While pushing back against NDAs reduces the amount of legal wrangling and .docx slinging I need to do, it more importantly splits client leads into two groups:

  1. Folks who specifically want Steamclock to work on their project
  2. Folks who think their idea will be successful regardless of who implements it

This is super valuable, because group #2 is toxic and will never end up paying for a reputable design and development studio, let alone listening to one. Whether you describe ideas as an multiplier of execution, worthless, or dime-a-dozen, the simple fact is that we sell great execution. If you don’t value that, we’re not going to see eye to eye.

So, we don’t sign “idea guy” NDAs. Sometimes they get it and reap the reward of a free discussion about their project, and other times they take their get-rich-quick vision somewhere else. In some rare cases, though, they get argumentative. When this happens it can get weird, and promptly shine a bright light on another benefit of refusing NDAs: it keeps you from working with people that are inherently distrustful. I recently had somebody email me six separate times, each time with a different pitch for why I “needed” to sign their NDA, including one onslaught that was nearly a thousand words long.

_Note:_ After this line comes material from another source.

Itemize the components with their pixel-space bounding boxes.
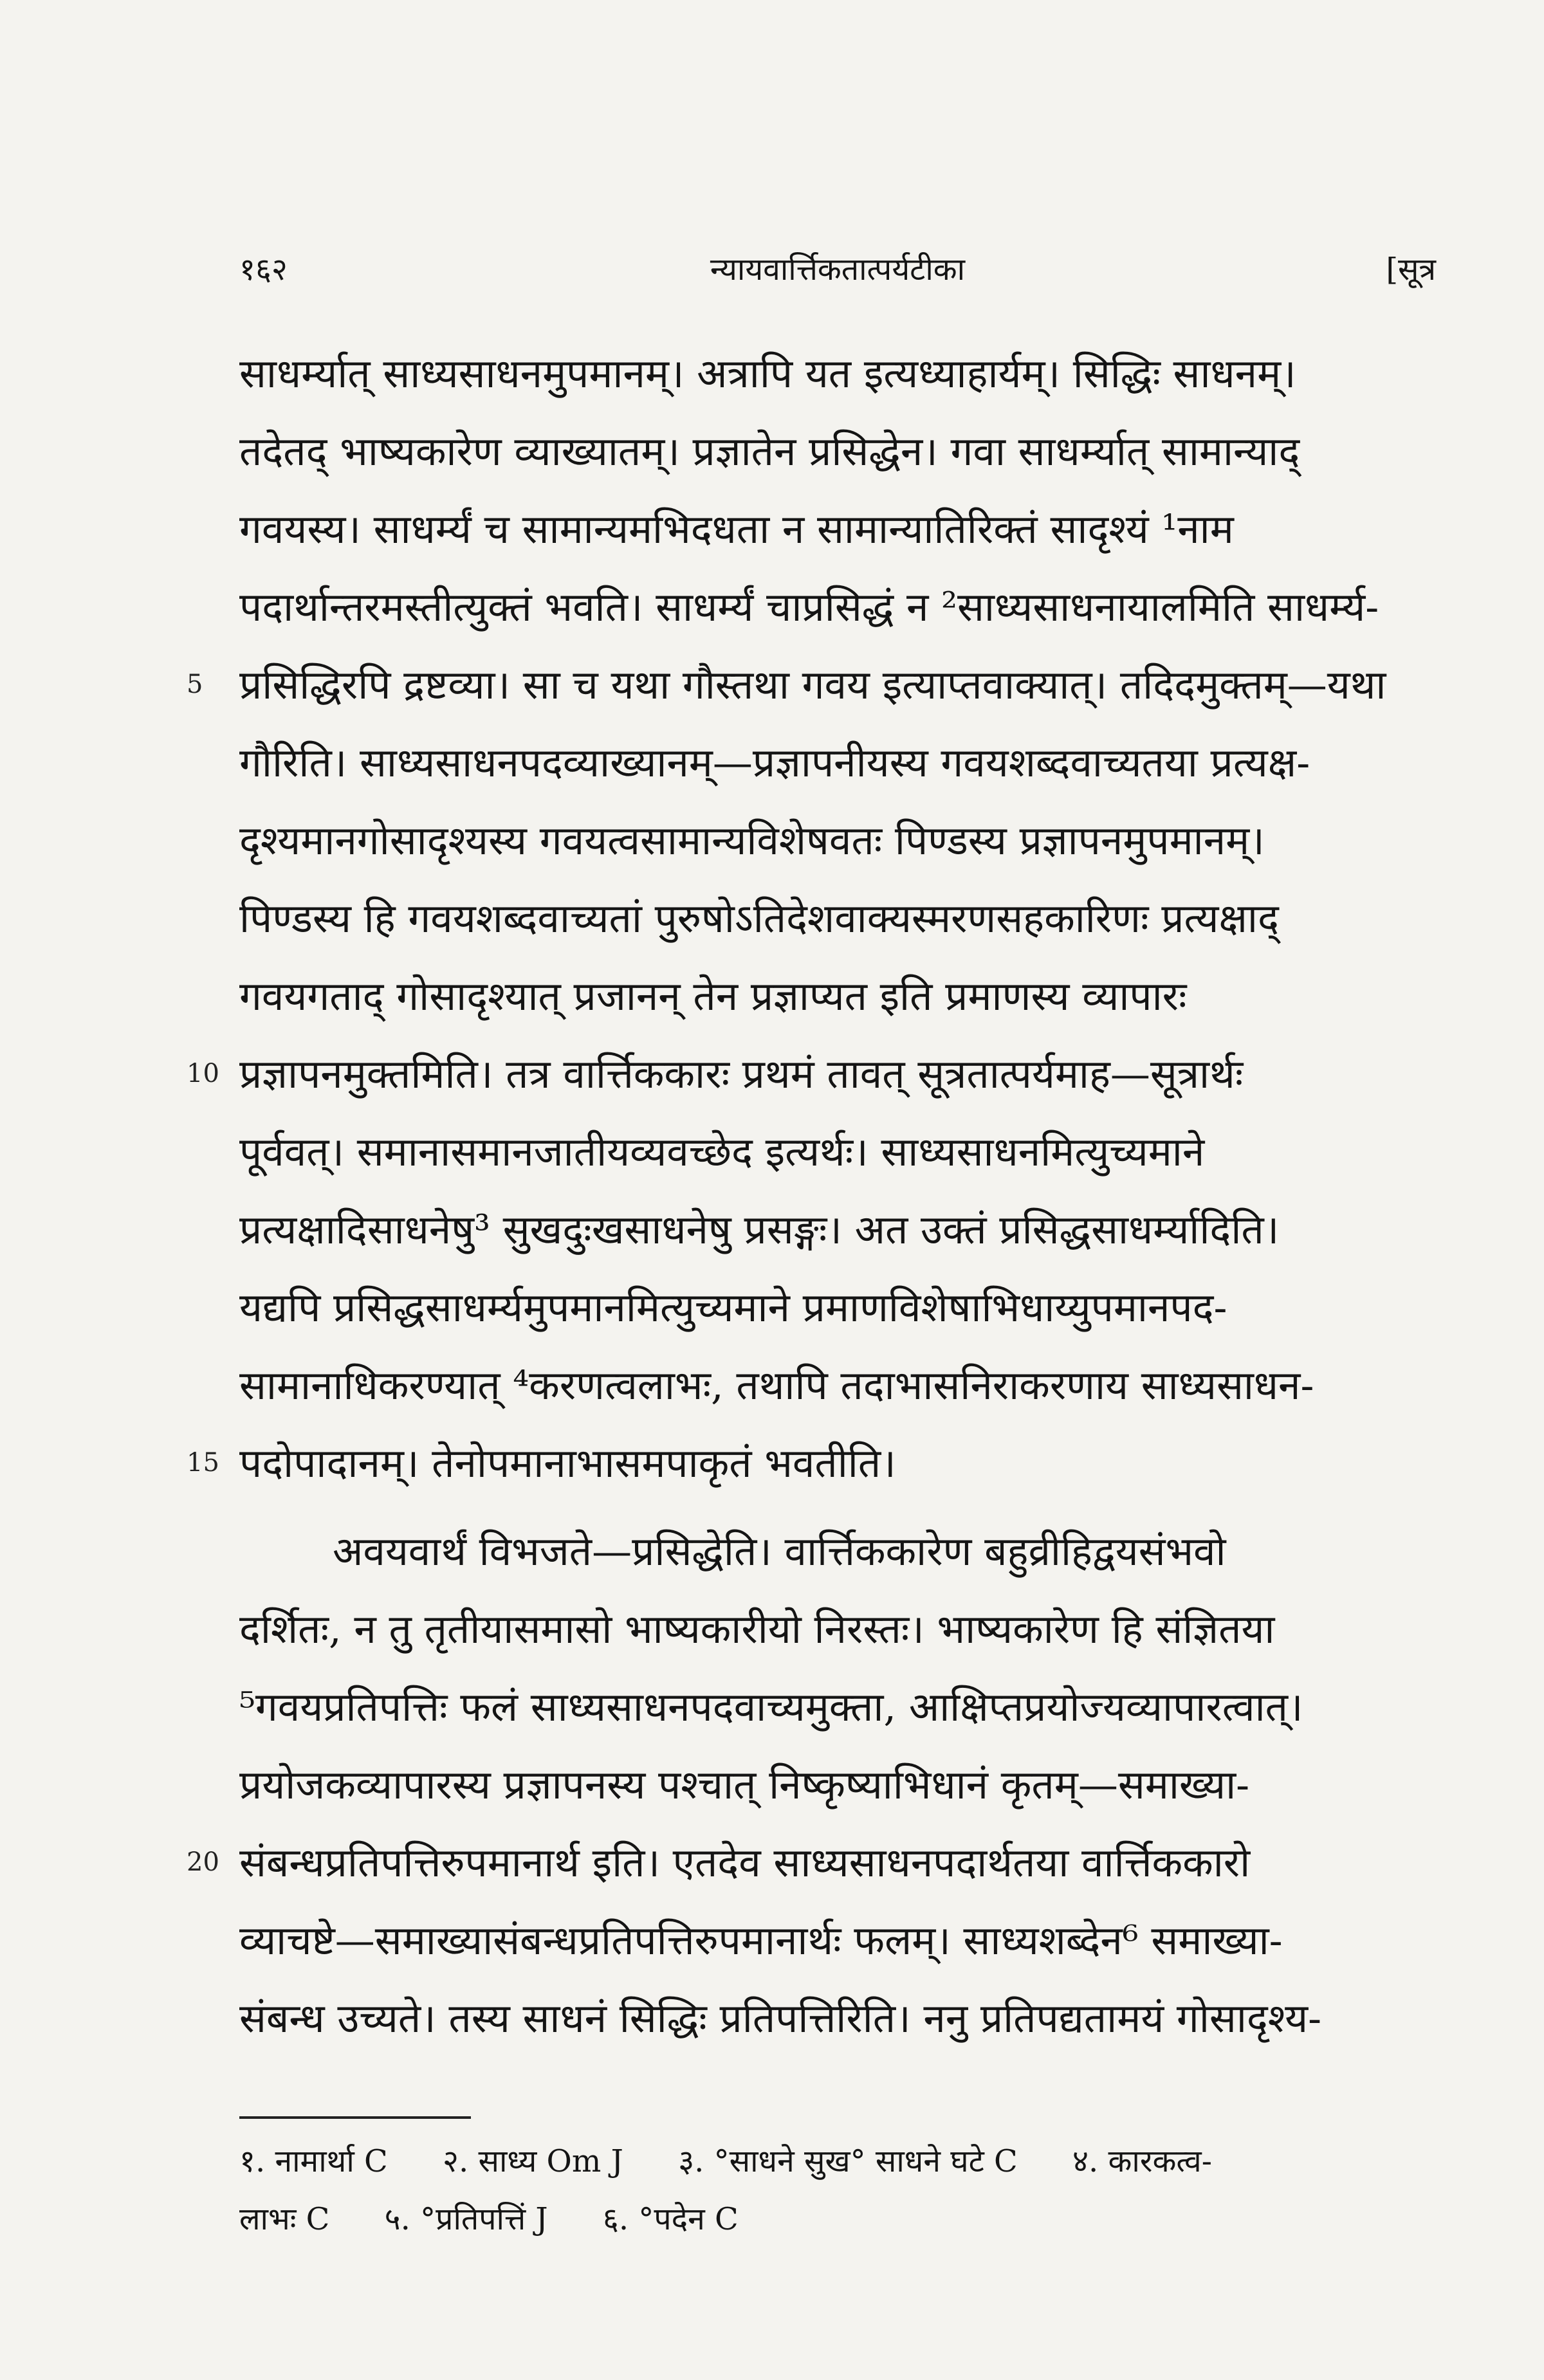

Now, listen. Business is business and you need to keep your head up. I get that. But if your mental model is that everybody is out to steal from you and I’m just sitting here waiting to poach your sure-fire idea for a hamster-sharing app, something is seriously wrong. A key building block of a successful working relationship is establishing trust, and if a client’s default position is paranoia, you’re going to have a bad time.

Thanks for your inquiry

Now I’ll admit, we still sign NDAs from time to time. We have a single-page mutual NDA we use for projects where the potential client is an established business with a budget, and they need to share customer, sales, or other info that’s actually commercially valuable in order for us to put together a proposal. Surprisingly frequently, though, we get through the whole sales and proposal process without needing a formal NDA, even for some very large companies. For everybody else, the answer is no.

Okay, okay, not just “no”. I’m Canadian, and try to maintain a degree of politeness even when people crap in my inbox, so my real response is typically more like this:

While we keep pre-sales conversations like this in confidence, our policy on NDAs is not to sign them unless we’ve validated that a project is a fit for Steamclock. With that in mind, here are some questions to better understand your project…

Of course, that assumes I actually have questions. Sometimes, I don’t. When a lead selects the minimum possible budget on our contact form, lists their company name as “not without NON DISCLOSURE!”, and enters a contact email containing the term “thrustmaster”, my response is terser.

Thanks for your inquiry. Unfortunately, we do not sign NDAs for pre-sales conversations, and our typical project budgets are more than you’ve indicated. Best of luck with your project.

The power of TextExpander is such that I can maintain a facade of mere irritation when in fact I am only bringing myself to respond in order to discourage them from ever emailing again.

Whether I succeeded or not in my pursuit of balance, I’ll never know. Thankfully, they never replied.